Congrats Vic, now go buy yourself,sorry I meant HIM, a Blue Yonder for his "welcome to the world" present. Just take care of it for him until he's old enough to use it.


----------



## airnuts (Oct 13, 2003)

*best day*

congrats, in no time he will be fishing with you.


----------



## derekxec (Apr 26, 2006)

very cute....man im fat! haha i weighed 10lbs when i was born


----------



## VICIII (Apr 8, 2005)

derekxec said:


> very cute....man im fat! haha i weighed 10lbs when i was born


Momma was mad at you...
My wife thought he was going to be 9lbs. That is like 8nbait with a snoopy rod and 6lb test and needing it at the third bar... Something going to blow...


----------



## Surf Fish (Dec 16, 2005)

I figured that's why he's got his tongue sticking out, somebody in the room said "braid".


----------



## Cdog (Mar 18, 2002)

Congrats to you and th Mrs Vic.


----------



## Mullet Wrangler (Jul 4, 2003)

Congratulations, VICIII. One more kid and you have a whole basketball team.

I can't believe you got Cooper a *corded* phone for his birthday! Any self-respecting newborn should have a 10 megapixel camera cell phone with a brazillion rollover minutes plan. It's the American way. Shame, shame! I hope he's not scarred for life...............


----------



## sprtsracer (Apr 27, 2005)

Congratulations Daddy!!!


----------



## ballquest (Dec 15, 2004)

*keeper*

Congrats Vic and Mrs.Vic,He sure looks like a keeper!! Time will seem to spin for now ,and slow.But then it starts to fly again. Old wise Bison


----------



## RuddeDogg (Mar 20, 2004)

*Way to go.........*

Congrats to you and the MRs.!!!!!!!!!!!!!!


----------



## riomar (May 15, 2005)

Congrats.. Hope to see him on the beach soon !


----------



## emanuel (Apr 2, 2002)

I can't believe I'm going to have two of those. 

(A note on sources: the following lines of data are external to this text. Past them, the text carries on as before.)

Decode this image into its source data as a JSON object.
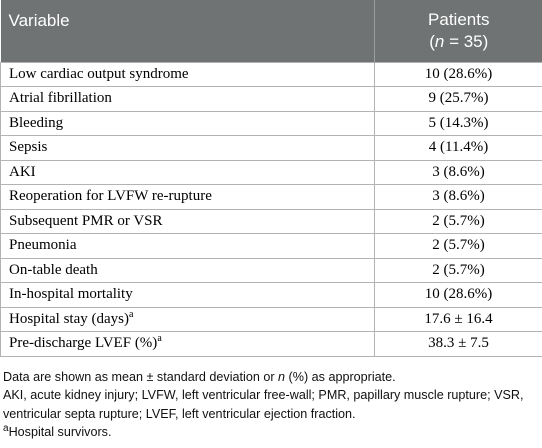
{
  "header": {
    "variable": "Variable",
    "patients_line1": "Patients",
    "patients_paren_open": "(",
    "patients_n": "n",
    "patients_eq": " = 35)"
  },
  "rows": [
    {
      "variable": "Low cardiac output syndrome",
      "value": "10 (28.6%)"
    },
    {
      "variable": "Atrial fibrillation",
      "value": "9 (25.7%)"
    },
    {
      "variable": "Bleeding",
      "value": "5 (14.3%)"
    },
    {
      "variable": "Sepsis",
      "value": "4 (11.4%)"
    },
    {
      "variable": "AKI",
      "value": "3 (8.6%)"
    },
    {
      "variable": "Reoperation for LVFW re-rupture",
      "value": "3 (8.6%)"
    },
    {
      "variable": "Subsequent PMR or VSR",
      "value": "2 (5.7%)"
    },
    {
      "variable": "Pneumonia",
      "value": "2 (5.7%)"
    },
    {
      "variable": "On-table death",
      "value": "2 (5.7%)"
    },
    {
      "variable": "In-hospital mortality",
      "value": "10 (28.6%)"
    },
    {
      "variable": "Hospital stay (days)",
      "sup": "a",
      "value": "17.6 ± 16.4"
    },
    {
      "variable": "Pre-discharge LVEF (%)",
      "sup": "a",
      "value": "38.3 ± 7.5"
    }
  ],
  "notes": {
    "line1_a": "Data are shown as mean ± standard deviation or ",
    "line1_n": "n",
    "line1_b": " (%) as appropriate.",
    "abbrev": "AKI, acute kidney injury; LVFW, left ventricular free-wall; PMR, papillary muscle rupture; VSR, ventricular septa rupture; LVEF, left ventricular ejection fraction.",
    "footnote_mark": "a",
    "footnote_text": "Hospital survivors."
  }
}
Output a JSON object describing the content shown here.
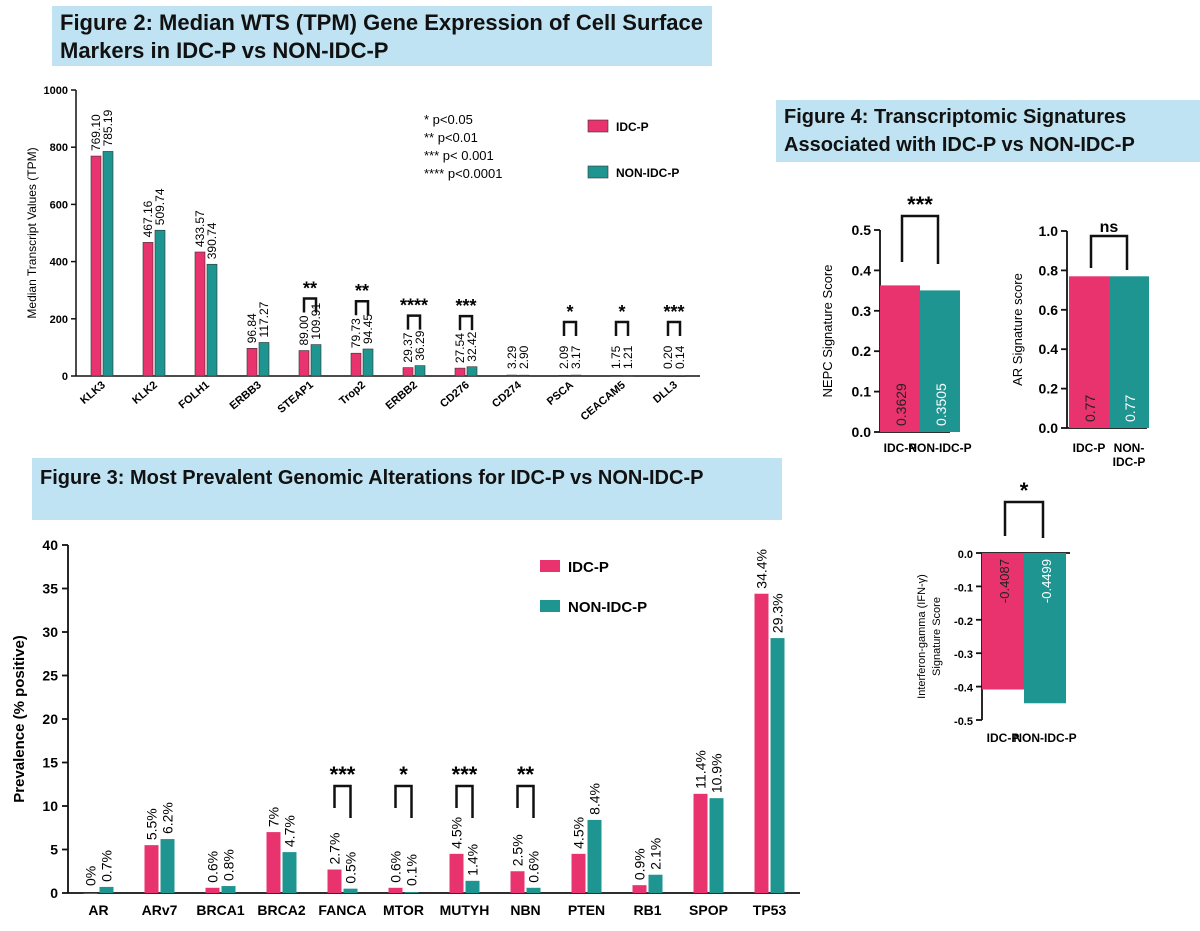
{
  "colors": {
    "idc": "#e8336f",
    "non": "#1f9592",
    "banner": "#bfe3f2"
  },
  "figure2": {
    "title": "Figure 2:  Median WTS (TPM) Gene Expression of Cell Surface Markers in IDC-P vs NON-IDC-P",
    "significance_key": [
      "* p<0.05",
      "** p<0.01",
      "*** p< 0.001",
      "**** p<0.0001"
    ],
    "legend": [
      "IDC-P",
      "NON-IDC-P"
    ]
  },
  "figure3": {
    "title": "Figure 3: Most Prevalent Genomic Alterations for IDC-P vs NON-IDC-P",
    "legend": [
      "IDC-P",
      "NON-IDC-P"
    ]
  },
  "figure4": {
    "title": "Figure 4: Transcriptomic Signatures Associated with IDC-P vs NON-IDC-P"
  },
  "chart_data": [
    {
      "id": "fig2",
      "type": "bar",
      "ylabel": "Median Transcript Values (TPM)",
      "ylim": [
        0,
        1000
      ],
      "yticks": [
        0,
        200,
        400,
        600,
        800,
        1000
      ],
      "categories": [
        "KLK3",
        "KLK2",
        "FOLH1",
        "ERBB3",
        "STEAP1",
        "Trop2",
        "ERBB2",
        "CD276",
        "CD274",
        "PSCA",
        "CEACAM5",
        "DLL3"
      ],
      "series": [
        {
          "name": "IDC-P",
          "values": [
            769.1,
            467.16,
            433.57,
            96.84,
            89.0,
            79.73,
            29.37,
            27.54,
            3.29,
            2.09,
            1.75,
            0.2
          ],
          "labels": [
            "769.10",
            "467.16",
            "433.57",
            "96.84",
            "89.00",
            "79.73",
            "29.37",
            "27.54",
            "3.29",
            "2.09",
            "1.75",
            "0.20"
          ]
        },
        {
          "name": "NON-IDC-P",
          "values": [
            785.19,
            509.74,
            390.74,
            117.27,
            109.91,
            94.45,
            36.29,
            32.42,
            2.9,
            3.17,
            1.21,
            0.14
          ],
          "labels": [
            "785.19",
            "509.74",
            "390.74",
            "117.27",
            "109.91",
            "94.45",
            "36.29",
            "32.42",
            "2.90",
            "3.17",
            "1.21",
            "0.14"
          ]
        }
      ],
      "significance": [
        "",
        "",
        "",
        "",
        "**",
        "**",
        "****",
        "***",
        "",
        "*",
        "*",
        "***"
      ]
    },
    {
      "id": "fig3",
      "type": "bar",
      "ylabel": "Prevalence (% positive)",
      "ylim": [
        0,
        40
      ],
      "yticks": [
        0,
        5,
        10,
        15,
        20,
        25,
        30,
        35,
        40
      ],
      "categories": [
        "AR",
        "ARv7",
        "BRCA1",
        "BRCA2",
        "FANCA",
        "MTOR",
        "MUTYH",
        "NBN",
        "PTEN",
        "RB1",
        "SPOP",
        "TP53"
      ],
      "series": [
        {
          "name": "IDC-P",
          "values": [
            0,
            5.5,
            0.6,
            7,
            2.7,
            0.6,
            4.5,
            2.5,
            4.5,
            0.9,
            11.4,
            34.4
          ],
          "labels": [
            "0%",
            "5.5%",
            "0.6%",
            "7%",
            "2.7%",
            "0.6%",
            "4.5%",
            "2.5%",
            "4.5%",
            "0.9%",
            "11.4%",
            "34.4%"
          ]
        },
        {
          "name": "NON-IDC-P",
          "values": [
            0.7,
            6.2,
            0.8,
            4.7,
            0.5,
            0.1,
            1.4,
            0.6,
            8.4,
            2.1,
            10.9,
            29.3
          ],
          "labels": [
            "0.7%",
            "6.2%",
            "0.8%",
            "4.7%",
            "0.5%",
            "0.1%",
            "1.4%",
            "0.6%",
            "8.4%",
            "2.1%",
            "10.9%",
            "29.3%"
          ]
        }
      ],
      "significance": [
        "",
        "",
        "",
        "",
        "***",
        "*",
        "***",
        "**",
        "",
        "",
        "",
        ""
      ]
    },
    {
      "id": "nepc",
      "type": "bar",
      "ylabel": "NEPC Signature Score",
      "ylim": [
        0,
        0.5
      ],
      "yticks": [
        0.0,
        0.1,
        0.2,
        0.3,
        0.4,
        0.5
      ],
      "tick_labels": [
        "0.0",
        "0.1",
        "0.2",
        "0.3",
        "0.4",
        "0.5"
      ],
      "categories": [
        "IDC-P",
        "NON-IDC-P"
      ],
      "values": [
        0.3629,
        0.3505
      ],
      "labels": [
        "0.3629",
        "0.3505"
      ],
      "significance": "***"
    },
    {
      "id": "ar",
      "type": "bar",
      "ylabel": "AR Signature score",
      "ylim": [
        0,
        1.0
      ],
      "yticks": [
        0.0,
        0.2,
        0.4,
        0.6,
        0.8,
        1.0
      ],
      "tick_labels": [
        "0.0",
        "0.2",
        "0.4",
        "0.6",
        "0.8",
        "1.0"
      ],
      "categories": [
        "IDC-P",
        "NON-\nIDC-P"
      ],
      "values": [
        0.77,
        0.77
      ],
      "labels": [
        "0.77",
        "0.77"
      ],
      "significance": "ns"
    },
    {
      "id": "ifn",
      "type": "bar",
      "ylabel": "Interferon-gamma (IFN-γ) Signature Score",
      "ylim": [
        -0.5,
        0.0
      ],
      "yticks": [
        0.0,
        -0.1,
        -0.2,
        -0.3,
        -0.4,
        -0.5
      ],
      "tick_labels": [
        "0.0",
        "-0.1",
        "-0.2",
        "-0.3",
        "-0.4",
        "-0.5"
      ],
      "categories": [
        "IDC-P",
        "NON-IDC-P"
      ],
      "values": [
        -0.4087,
        -0.4499
      ],
      "labels": [
        "-0.4087",
        "-0.4499"
      ],
      "significance": "*"
    }
  ]
}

I told my wife two was all she's getting. If she wants the experience of more than two, I'll let her come down and babysit your's while we go fishing.


----------



## VICIII (Apr 8, 2005)

emanuel said:


> I can't believe I'm going to have two of those.
> 
> I told my wife two was all she's getting. If she wants the experience of more than two, I'll let her come down and babysit your's while we go fishing.

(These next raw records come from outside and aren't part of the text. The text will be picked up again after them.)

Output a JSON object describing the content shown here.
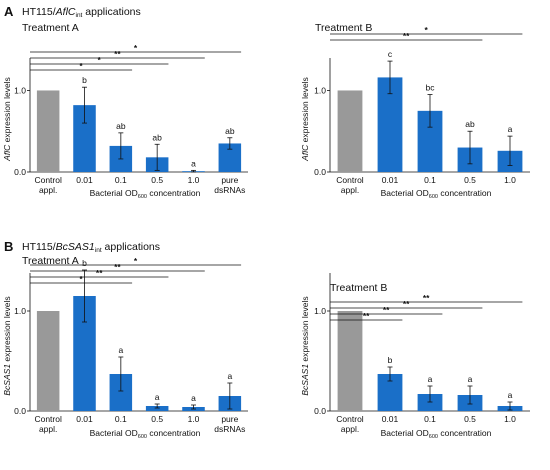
{
  "colors": {
    "control": "#999999",
    "treatment": "#1a6fc8",
    "error_bar": "#111111",
    "axis": "#111111"
  },
  "sections": [
    {
      "letter": "A",
      "title_main": "HT115/",
      "title_gene": "AflC",
      "title_sub": "int",
      "title_tail": " applications"
    },
    {
      "letter": "B",
      "title_main": "HT115/",
      "title_gene": "BcSAS1",
      "title_sub": "int",
      "title_tail": " applications"
    }
  ],
  "chart_data": [
    {
      "type": "bar",
      "title": "Treatment A",
      "ylabel_gene": "AflC",
      "ylabel_rest": " expression levels",
      "xlabel_main": "Bacterial OD",
      "xlabel_sub": "600",
      "xlabel_tail": " concentration",
      "ylim": [
        0,
        1.3
      ],
      "yticks": [
        "0.0",
        "1.0"
      ],
      "ytick_values": [
        0,
        1
      ],
      "categories": [
        "Control appl.",
        "0.01",
        "0.1",
        "0.5",
        "1.0",
        "pure dsRNAs"
      ],
      "values": [
        1.0,
        0.82,
        0.32,
        0.18,
        0.01,
        0.35
      ],
      "errors": [
        0,
        0.22,
        0.16,
        0.16,
        0.01,
        0.07
      ],
      "letters": [
        "",
        "b",
        "ab",
        "ab",
        "a",
        "ab"
      ],
      "brackets": [
        {
          "from": 0,
          "to": 5,
          "label": "*"
        },
        {
          "from": 0,
          "to": 4,
          "label": "**"
        },
        {
          "from": 0,
          "to": 3,
          "label": "*"
        },
        {
          "from": 0,
          "to": 2,
          "label": "*"
        }
      ]
    },
    {
      "type": "bar",
      "title": "Treatment B",
      "ylabel_gene": "AflC",
      "ylabel_rest": " expression levels",
      "xlabel_main": "Bacterial OD",
      "xlabel_sub": "600",
      "xlabel_tail": " concentration",
      "ylim": [
        0,
        1.3
      ],
      "yticks": [
        "0.0",
        "1.0"
      ],
      "ytick_values": [
        0,
        1
      ],
      "categories": [
        "Control appl.",
        "0.01",
        "0.1",
        "0.5",
        "1.0"
      ],
      "values": [
        1.0,
        1.16,
        0.75,
        0.3,
        0.26
      ],
      "errors": [
        0,
        0.2,
        0.2,
        0.2,
        0.18
      ],
      "letters": [
        "",
        "c",
        "bc",
        "ab",
        "a"
      ],
      "brackets": [
        {
          "from": 0,
          "to": 4,
          "label": "*"
        },
        {
          "from": 0,
          "to": 3,
          "label": "**"
        }
      ]
    },
    {
      "type": "bar",
      "title": "Treatment A",
      "ylabel_gene": "BcSAS1",
      "ylabel_rest": " expression levels",
      "xlabel_main": "Bacterial OD",
      "xlabel_sub": "600",
      "xlabel_tail": " concentration",
      "ylim": [
        0,
        1.3
      ],
      "yticks": [
        "0.0",
        "1.0"
      ],
      "ytick_values": [
        0,
        1
      ],
      "categories": [
        "Control appl.",
        "0.01",
        "0.1",
        "0.5",
        "1.0",
        "pure dsRNAs"
      ],
      "values": [
        1.0,
        1.15,
        0.37,
        0.05,
        0.04,
        0.15
      ],
      "errors": [
        0,
        0.26,
        0.17,
        0.02,
        0.02,
        0.13
      ],
      "letters": [
        "",
        "b",
        "a",
        "a",
        "a",
        "a"
      ],
      "brackets": [
        {
          "from": 0,
          "to": 5,
          "label": "*"
        },
        {
          "from": 0,
          "to": 4,
          "label": "**"
        },
        {
          "from": 0,
          "to": 3,
          "label": "**"
        },
        {
          "from": 0,
          "to": 2,
          "label": "*"
        }
      ]
    },
    {
      "type": "bar",
      "title": "Treatment B",
      "ylabel_gene": "BcSAS1",
      "ylabel_rest": " expression levels",
      "xlabel_main": "Bacterial OD",
      "xlabel_sub": "600",
      "xlabel_tail": " concentration",
      "ylim": [
        0,
        1.3
      ],
      "yticks": [
        "0.0",
        "1.0"
      ],
      "ytick_values": [
        0,
        1
      ],
      "categories": [
        "Control appl.",
        "0.01",
        "0.1",
        "0.5",
        "1.0"
      ],
      "values": [
        1.0,
        0.37,
        0.17,
        0.16,
        0.05
      ],
      "errors": [
        0,
        0.07,
        0.08,
        0.09,
        0.04
      ],
      "letters": [
        "",
        "b",
        "a",
        "a",
        "a"
      ],
      "brackets": [
        {
          "from": 0,
          "to": 4,
          "label": "**"
        },
        {
          "from": 0,
          "to": 3,
          "label": "**"
        },
        {
          "from": 0,
          "to": 2,
          "label": "**"
        },
        {
          "from": 0,
          "to": 1,
          "label": "**"
        }
      ]
    }
  ]
}
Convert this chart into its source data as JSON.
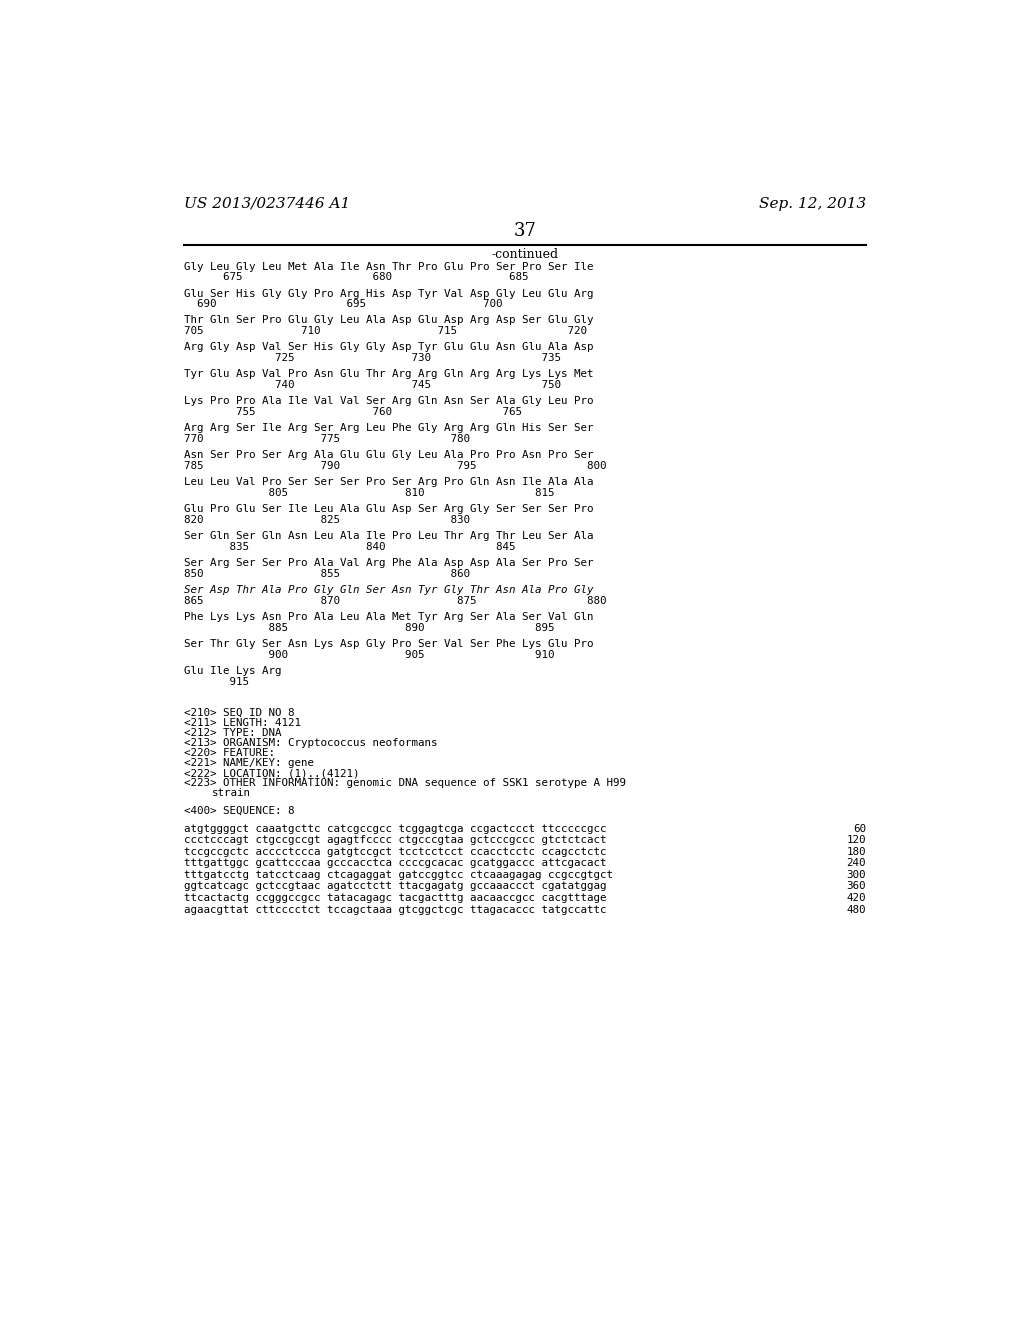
{
  "header_left": "US 2013/0237446 A1",
  "header_right": "Sep. 12, 2013",
  "page_number": "37",
  "continued_label": "-continued",
  "background_color": "#ffffff",
  "text_color": "#000000",
  "sequence_lines": [
    {
      "type": "aa",
      "seq": "Gly Leu Gly Leu Met Ala Ile Asn Thr Pro Glu Pro Ser Pro Ser Ile",
      "nums": "      675                    680                  685"
    },
    {
      "type": "aa",
      "seq": "Glu Ser His Gly Gly Pro Arg His Asp Tyr Val Asp Gly Leu Glu Arg",
      "nums": "  690                    695                  700"
    },
    {
      "type": "aa",
      "seq": "Thr Gln Ser Pro Glu Gly Leu Ala Asp Glu Asp Arg Asp Ser Glu Gly",
      "nums": "705               710                  715                 720"
    },
    {
      "type": "aa",
      "seq": "Arg Gly Asp Val Ser His Gly Gly Asp Tyr Glu Glu Asn Glu Ala Asp",
      "nums": "              725                  730                 735"
    },
    {
      "type": "aa",
      "seq": "Tyr Glu Asp Val Pro Asn Glu Thr Arg Arg Gln Arg Arg Lys Lys Met",
      "nums": "              740                  745                 750"
    },
    {
      "type": "aa",
      "seq": "Lys Pro Pro Ala Ile Val Val Ser Arg Gln Asn Ser Ala Gly Leu Pro",
      "nums": "        755                  760                 765"
    },
    {
      "type": "aa",
      "seq": "Arg Arg Ser Ile Arg Ser Arg Leu Phe Gly Arg Arg Gln His Ser Ser",
      "nums": "770                  775                 780"
    },
    {
      "type": "aa",
      "seq": "Asn Ser Pro Ser Arg Ala Glu Glu Gly Leu Ala Pro Pro Asn Pro Ser",
      "nums": "785                  790                  795                 800"
    },
    {
      "type": "aa",
      "seq": "Leu Leu Val Pro Ser Ser Ser Pro Ser Arg Pro Gln Asn Ile Ala Ala",
      "nums": "             805                  810                 815"
    },
    {
      "type": "aa",
      "seq": "Glu Pro Glu Ser Ile Leu Ala Glu Asp Ser Arg Gly Ser Ser Ser Pro",
      "nums": "820                  825                 830"
    },
    {
      "type": "aa",
      "seq": "Ser Gln Ser Gln Asn Leu Ala Ile Pro Leu Thr Arg Thr Leu Ser Ala",
      "nums": "       835                  840                 845"
    },
    {
      "type": "aa",
      "seq": "Ser Arg Ser Ser Pro Ala Val Arg Phe Ala Asp Asp Ala Ser Pro Ser",
      "nums": "850                  855                 860"
    },
    {
      "type": "aa_italic",
      "seq": "Ser Asp Thr Ala Pro Gly Gln Ser Asn Tyr Gly Thr Asn Ala Pro Gly",
      "nums": "865                  870                  875                 880"
    },
    {
      "type": "aa",
      "seq": "Phe Lys Lys Asn Pro Ala Leu Ala Met Tyr Arg Ser Ala Ser Val Gln",
      "nums": "             885                  890                 895"
    },
    {
      "type": "aa",
      "seq": "Ser Thr Gly Ser Asn Lys Asp Gly Pro Ser Val Ser Phe Lys Glu Pro",
      "nums": "             900                  905                 910"
    },
    {
      "type": "aa",
      "seq": "Glu Ile Lys Arg",
      "nums": "       915"
    },
    {
      "type": "blank"
    },
    {
      "type": "blank"
    },
    {
      "type": "meta",
      "seq": "<210> SEQ ID NO 8"
    },
    {
      "type": "meta",
      "seq": "<211> LENGTH: 4121"
    },
    {
      "type": "meta",
      "seq": "<212> TYPE: DNA"
    },
    {
      "type": "meta",
      "seq": "<213> ORGANISM: Cryptococcus neoformans"
    },
    {
      "type": "meta",
      "seq": "<220> FEATURE:"
    },
    {
      "type": "meta",
      "seq": "<221> NAME/KEY: gene"
    },
    {
      "type": "meta",
      "seq": "<222> LOCATION: (1)..(4121)"
    },
    {
      "type": "meta",
      "seq": "<223> OTHER INFORMATION: genomic DNA sequence of SSK1 serotype A H99"
    },
    {
      "type": "meta_indent",
      "seq": "strain"
    },
    {
      "type": "blank"
    },
    {
      "type": "meta",
      "seq": "<400> SEQUENCE: 8"
    },
    {
      "type": "blank"
    },
    {
      "type": "dna",
      "seq": "atgtggggct caaatgcttc catcgccgcc tcggagtcga ccgactccct ttcccccgcc",
      "num_right": "60"
    },
    {
      "type": "dna",
      "seq": "ccctcccagt ctgccgccgt agagtfcccc ctgcccgtaa gctcccgccc gtctctcact",
      "num_right": "120"
    },
    {
      "type": "dna",
      "seq": "tccgccgctc acccctccca gatgtccgct tcctcctcct ccacctcctc ccagcctctc",
      "num_right": "180"
    },
    {
      "type": "dna",
      "seq": "tttgattggc gcattcccaa gcccacctca ccccgcacac gcatggaccc attcgacact",
      "num_right": "240"
    },
    {
      "type": "dna",
      "seq": "tttgatcctg tatcctcaag ctcagaggat gatccggtcc ctcaaagagag ccgccgtgct",
      "num_right": "300"
    },
    {
      "type": "dna",
      "seq": "ggtcatcagc gctccgtaac agatcctctt ttacgagatg gccaaaccct cgatatggag",
      "num_right": "360"
    },
    {
      "type": "dna",
      "seq": "ttcactactg ccgggccgcc tatacagagc tacgactttg aacaaccgcc cacgtttage",
      "num_right": "420"
    },
    {
      "type": "dna",
      "seq": "agaacgttat cttcccctct tccagctaaa gtcggctcgc ttagacaccc tatgccattc",
      "num_right": "480"
    }
  ]
}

My wife is good with that... Bring her down...
you will love them even if it is TWO!!!!! Just more to love...


----------



## VICIII (Apr 8, 2005)

*its ok E... just breath...*

come on deep breaths.... IN and out.....
In and out...........
In and out.............
feel better yet?


----------



## KodiakZach (Mar 16, 2005)

Congrats VIC! That pic is priceless. Best baby pic I've ever seen


----------



## Fishbreath (Nov 11, 2004)

Congrats VIC!! Quite a cute little boy.  Best wishes to you and Mom and hope all are doing well.

FB


----------



## b3butner (Oct 1, 2003)

Looks like a keeper to me. Congratulations and Merry Christmas.


----------



## cpn_aaron (Apr 11, 2006)

Kid looks great. Congrats on the new addition to the home. My family was large as well and it always meant someone had fish for dinner when we went out. Goood luck and tight lines for all 6 of you.


----------



## VICIII (Apr 8, 2005)

*thank you...*

Thanks to all of you for your very kind words..


----------



## jettypark28 (Jun 23, 2006)

*Happy holidays*

Vic...and that the greatness gift you could have gotten. Hope everything keep going well for you and yours....


----------